Aberdeen’s Young: Why I am avoiding frontier markets

31 Mar

Hugh Young is steering clear of opportunities in frontier markets over fears of a repeat of the collapse seen in Vietnam in 2009.

Young, who is managing director of Aberdeen Asset Management’s Asia division and oversees £24bn in AUM, has not jumped on the frontier markets bandwagon because he sees them as too risky.

“Frontier markets are a popular marketing story, but the region can also be dangerous. Vietnam is a good example, everyone got excited, but the companies were dreadful. A lot of mone
y poured in and now the market has collapsed,” he said.

The Ho Chi Minh City Stock Exchange’s VN index peaked in February 2007 at 1,137, then bottomed out in February 2009 at 241. It is currently trading at around 454.

What happened in Vietnam has deterred Young from investing in other popular frontier markets, which are currently attracting investor attention.

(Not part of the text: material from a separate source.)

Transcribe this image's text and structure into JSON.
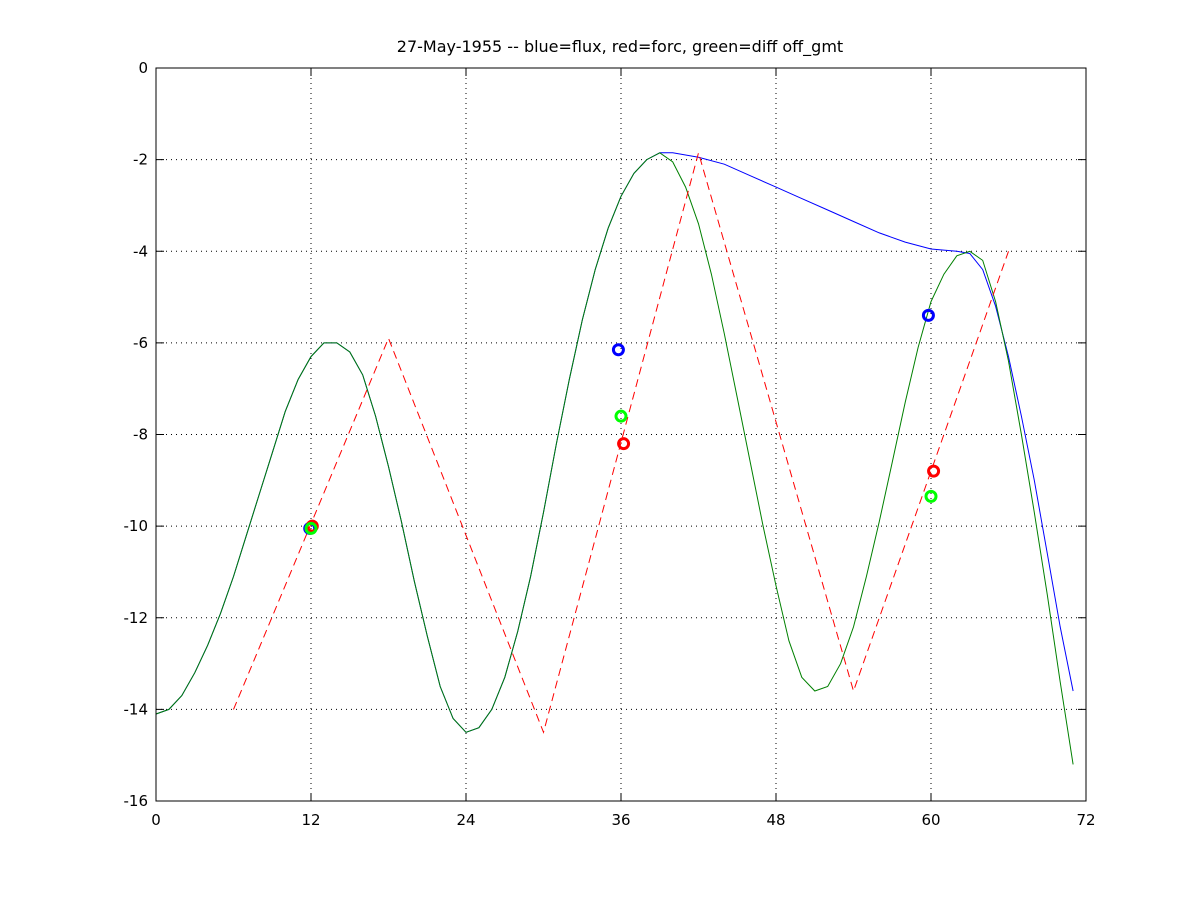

“People are getting very excited about Burma, for example, despite the lack of access to it. There is one company – Yoma Engineering and Trading – the share price of which has increased fivefold. We were tempted, but we tend to buy the reality rather than what people promise. We prefer to wait to see if they do what they are saying.”

The only frontier market in which the manager invests is Sri Lanka, where he holds blue-chip Aitken Spence, DFCC Bank, the National Development Bank, and online supermarket Keells.

Young said Sri Lanka does not have the same risks as other frontier markets because it is home to both multinational and home-grown companies. Meanwhile, he favours Asian financials, although he has been avoiding major banks in China and Australia for some time, finding better opportunities in Singapore, the Philippines, Malaysia and India.

“In this part of the world, banks are pretty much plain vanilla, just offering mortgages and credit cards. They do not do the daft things that banks do in the West. The tight regulatory environment put in place here eliminates the chance of them making the same mistakes,” he said.

Last year, Young reduced his exposure to cyclicals including consumer stocks, and bought into other areas, including HSBC, which he has bought back into for the first time in 15 years after the bank renewed its focus on Asia.